A heart attack can cause devastating and often fatal damage to the heart. The only way to prevent this urgent medical emergency is to reduce your risk factors and maintain a healthy lifestyle. But if you or someone you know suffers from one, you need to act quickly. As such, you need to educate yourself about these basic heart attack first aid tips to lower the chances of severe heart damage and even death:
1. Use an AED
An Automated External Defibrillator (AED) is a helpful device when administering first aid for cardiac arrest. They work by sending an electric shock straight to the heart, which helps to restore its normal rhythm. Using it as early as possible in the event of a cardiac arrest can help increase the chances of survival significantly.
In buildings, they’re ideally placed in areas with high foot traffic such as near elevators. They also come with proper signages as mandated by the law, although it varies per state. You can learn more about signage requirements for AEDs at avive.life.
2. Call Emergency Services
This is the most crucial step during a heart attack. Call emergency services immediately, especially if the victim has fallen into a sudden cardiac arrest. Inform the emergency response team where to go and find you so they can arrive at your location as quickly as possible. As you wait for the ambulance to arrive, make sure to let the victim sit and rest somewhere comfortably. Lastly, you must stay with the victim until they receive the appropriate medical care they need.
3. Don’t Panic
Another vital thing you must remember throughout this emergency is staying calm and not panicking. This might not be easy, especially when you’re worried for the victim, but you need to know that anxiety causes the heart’s need for oxygen which is one of the worst things you want to happen during the attack.
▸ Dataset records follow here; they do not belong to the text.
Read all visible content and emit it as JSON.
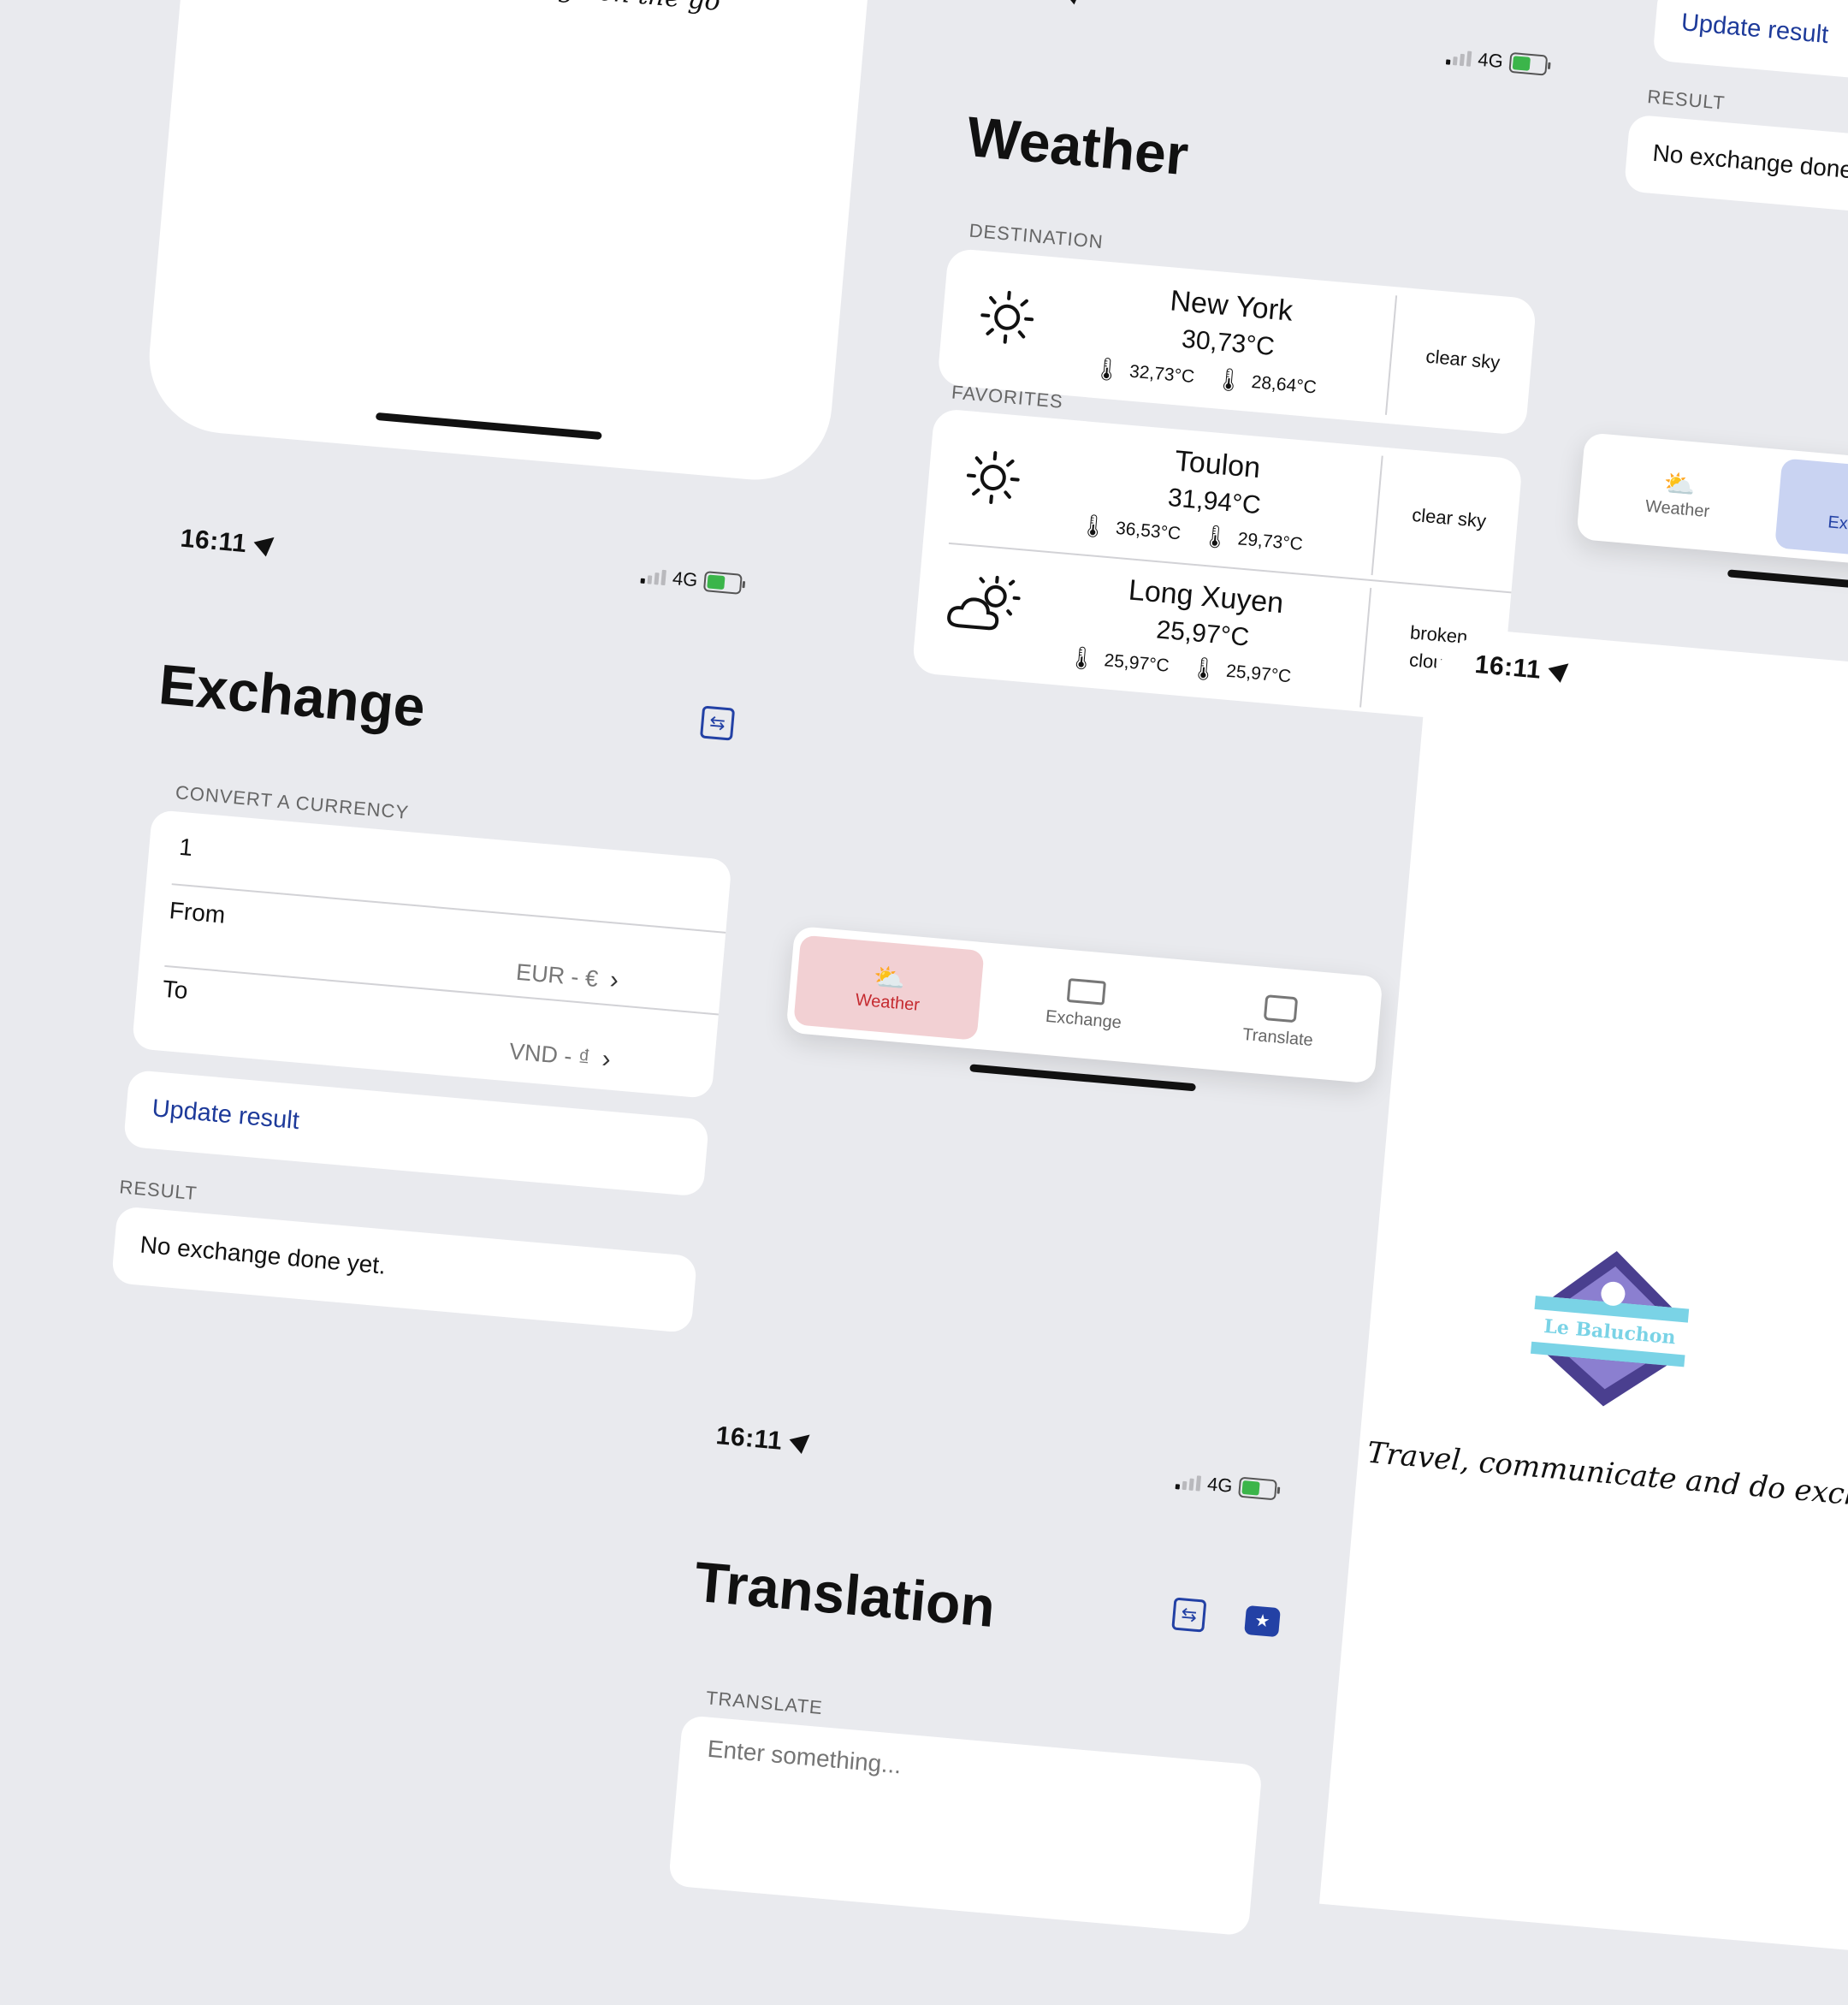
{
  "status_bar": {
    "time": "16:11",
    "network": "4G"
  },
  "splash": {
    "tagline_top": "nge on the go",
    "logo_text": "Le Baluchon",
    "tagline": "Travel, communicate and do exchange on the go"
  },
  "weather": {
    "title": "Weather",
    "destination_header": "DESTINATION",
    "favorites_header": "FAVORITES",
    "destination": {
      "city": "New York",
      "temp": "30,73°C",
      "max": "32,73°C",
      "min": "28,64°C",
      "desc": "clear sky",
      "icon": "sun-icon"
    },
    "favorites": [
      {
        "city": "Toulon",
        "temp": "31,94°C",
        "max": "36,53°C",
        "min": "29,73°C",
        "desc": "clear sky",
        "icon": "sun-icon"
      },
      {
        "city": "Long Xuyen",
        "temp": "25,97°C",
        "max": "25,97°C",
        "min": "25,97°C",
        "desc_line1": "broken",
        "desc_line2": "clouds",
        "icon": "cloud-sun-icon"
      }
    ]
  },
  "exchange": {
    "title": "Exchange",
    "convert_header": "CONVERT A CURRENCY",
    "amount": "1",
    "from_label": "From",
    "from_value": "EUR - €",
    "to_label": "To",
    "to_value": "VND - ₫",
    "update_button": "Update result",
    "result_header": "RESULT",
    "result_text": "No exchange done yet."
  },
  "exchange_right": {
    "update_button": "Update result",
    "result_header": "RESULT",
    "result_text": "No exchange done yet."
  },
  "translation": {
    "title": "Translation",
    "translate_header": "TRANSLATE",
    "input_placeholder": "Enter something..."
  },
  "tabs": {
    "weather": "Weather",
    "exchange": "Exchange",
    "translate": "Translate"
  },
  "colors": {
    "background": "#e9eaee",
    "link_blue": "#1d3a9a",
    "weather_tab_bg": "#f2d0d3",
    "weather_tab_fg": "#c52a2f",
    "exchange_tab_bg": "#c9d3f2",
    "exchange_tab_fg": "#2341a5",
    "battery": "#3bb54a"
  }
}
Tell the person to take deep breaths and reassure them that there’s nothing to worry about and help is on the way. You also have to let the victim sit and rest properly and loosen any clothing that prevents them from breathing correctly.
4. Take An Aspirin
If you have aspirin with you, let the victim take one. Heart attacks are often caused by a blood clot forming in the coronary arteries (the blood vessels that supply blood to the heart). The clot deprives the heart of oxygenated blood, which damages its muscles, causing it to malfunction.
But by taking an aspirin, you can help prevent the clot from growing bigger and give the victim’s body a chance to get rid of the blood clot on its own.
If you’re the one experiencing the attack and you don’t have aspirin with you, never get up and look around for one. This may cause additional stress to your heart. If you have someone with you, have that person go and fetch a tablet for you.
5. Know When To Administer CPR
Cardiopulmonary resuscitation or CPR is used to revive someone who has stopped breathing or whose heartbeat has stopped. As such, you should only administer CPR when the victim becomes unresponsive or has lost consciousness.
Have the victim lie down on the floor and start applying chest compressions. You should kneel next to the person’s chest with your hands locked together to apply pressure properly.
Also, ensure that you’re using the force of your body, not just your hands, every time you press down on the victim’s chest. Do 100 to 120 compressions per minute until the help arrives or when the victim regains consciousness. A good song to remember is ‘Stayin’ Alive’ by the Bee Gees since this has the same beat as what you’ll need for correct CPR.
6. Know The Most Common Symptoms Of A Heart Attack
Although most people experience a heart attack without warning, some can experience several symptoms. Often, these are brief and only last for a few minutes, but knowing them is critical in preventing the risk of a more severe attack.
The most common heart attack symptoms start with discomfort in the center of the chest. The person may also experience lightheadedness or faintness, but generally, the pain will occur in the chest and last a few minutes. During the attack, you may also experience shortness of breath and nausea. The symptoms may be mild or severe and may occur suddenly or overtime. The more signs you have, the higher your chance of having a full-blown heart attack.
Heart attacks kill more people each year than all forms of cancer combined. This is why knowing how to provide first aid during a heart attack is so important. If you or someone you know is suffering from this medical emergency, you need to act fast and with no delay. Provide as much assistance as possible before professional help arrives. The sooner you act, the better.